You’re probably thinking what a thmart title!
For those of you who don’t know, FOAF stands for Friend of a Friend. It is a social network description format based on RDF.
If people where to have their FOAFs encoded on RFID tags (along with User ID) and placed inside their watch (think Casio G-Shock) then whenever FOAF-watch-wearing users come within the coverage area of an RFID scanner network (in the real world) the network would detect if they have 1st, 2nd or 3rd-degree friend in common and transmit a signal to their watches which would in turn beep and display the name of the party in common as well as the name of the second party and their location relative to a given node within the RFID scanner network.
This would be cool to have at geek/IT conferences.

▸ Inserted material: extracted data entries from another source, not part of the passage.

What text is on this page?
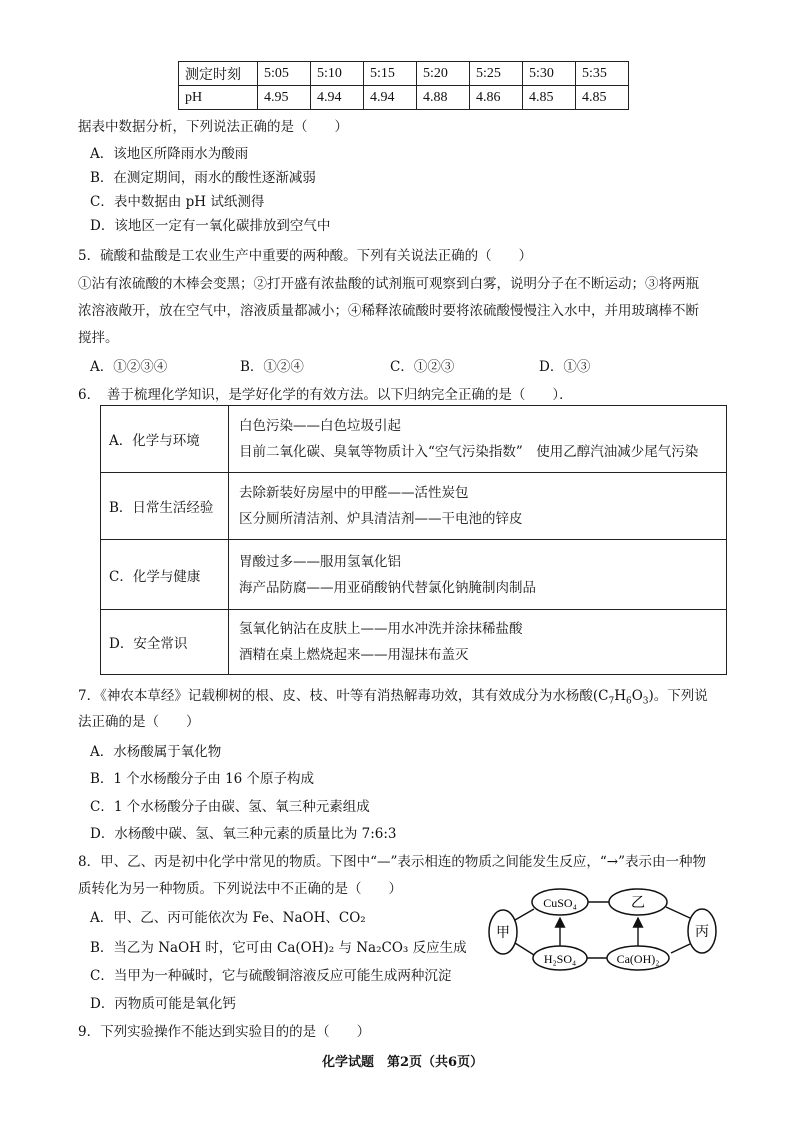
测定时刻	5:05	5:10	5:15	5:20	5:25	5:30	5:35
pH	4.95	4.94	4.94	4.88	4.86	4.85	4.85
据表中数据分析，下列说法正确的是（　　）
A．该地区所降雨水为酸雨
B．在测定期间，雨水的酸性逐渐减弱
C．表中数据由 pH 试纸测得
D．该地区一定有一氧化碳排放到空气中
5．硫酸和盐酸是工农业生产中重要的两种酸。下列有关说法正确的（　　）
①沾有浓硫酸的木棒会变黑；②打开盛有浓盐酸的试剂瓶可观察到白雾，说明分子在不断运动；③将两瓶
浓溶液敞开，放在空气中，溶液质量都减小；④稀释浓硫酸时要将浓硫酸慢慢注入水中，并用玻璃棒不断
搅拌。
A．①②③④	B．①②④	C．①②③	D．①③
6．　善于梳理化学知识，是学好化学的有效方法。以下归纳完全正确的是（　　）．
A．化学与环境	白色污染——白色垃圾引起
目前二氧化碳、臭氧等物质计入“空气污染指数”　使用乙醇汽油减少尾气污染

B．日常生活经验	去除新装好房屋中的甲醛——活性炭包
区分厕所清洁剂、炉具清洁剂——干电池的锌皮

C．化学与健康	胃酸过多——服用氢氧化铝
海产品防腐——用亚硝酸钠代替氯化钠腌制肉制品

D．安全常识	氢氧化钠沾在皮肤上——用水冲洗并涂抹稀盐酸
酒精在桌上燃烧起来——用湿抹布盖灭
7．《神农本草经》记载柳树的根、皮、枝、叶等有消热解毒功效，其有效成分为水杨酸$(C_7H_6O_3)$。下列说
法正确的是（　　）
A．水杨酸属于氧化物
B．1 个水杨酸分子由 16 个原子构成
C．1 个水杨酸分子由碳、氢、氧三种元素组成
D．水杨酸中碳、氢、氧三种元素的质量比为 7:6:3
8．甲、乙、丙是初中化学中常见的物质。下图中“—”表示相连的物质之间能发生反应，“→”表示由一种物
质转化为另一种物质。下列说法中不正确的是（　　）
A．甲、乙、丙可能依次为 Fe、NaOH、CO₂
B．当乙为 NaOH 时，它可由 Ca(OH)₂ 与 Na₂CO₃ 反应生成
C．当甲为一种碱时，它与硫酸铜溶液反应可能生成两种沉淀
D．丙物质可能是氧化钙
甲
CuSO₄	乙
丙
H₂SO₄	Ca(OH)₂
9．下列实验操作不能达到实验目的的是（　　）
化学试题　第2页（共6页）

I’m very busy nowadays but I promise to write every now and then.
Tags:
[…] Use the FOAF, Luke […]
Cell phones and bluetooth, perhaps? Or Wi-Fi even? For it to pick up the RFID it couldn’t just be passive, it would have to be sniffing for other tags… I don’t know how that would impact battery life, probably not too much. Even if it was 0 watts (piezo?) the interface, even on a g-shock, would be a little cumbersome. MSFT’s watch info-pushing swat junk isn’t so hot, is it? On a cell phone, though…
Then again, it wouldn’t be all that novel on a cell phone, for all the extended functionality it might offer the concept.
The RFID itself is passive. The scanning nodes (that make up the RFID scanner network) are active.
The RFID in the watch does not use the battery.
The watch listens to data from the RFID scanner network (which communicates with the watch in addition to scanning each watch’s RFID tag.) The watch would implement an FM receiver and would wait for digital packets over FM with ID matching that of the watch. When it gets that data it displays it.
With cell phones and bluetooth you have to be close to the person for bluetooth to discover and comunicate and the phone would have to have software on it.
The watch concept allows the people to be as geographically distributed as the RFID scanner network itself.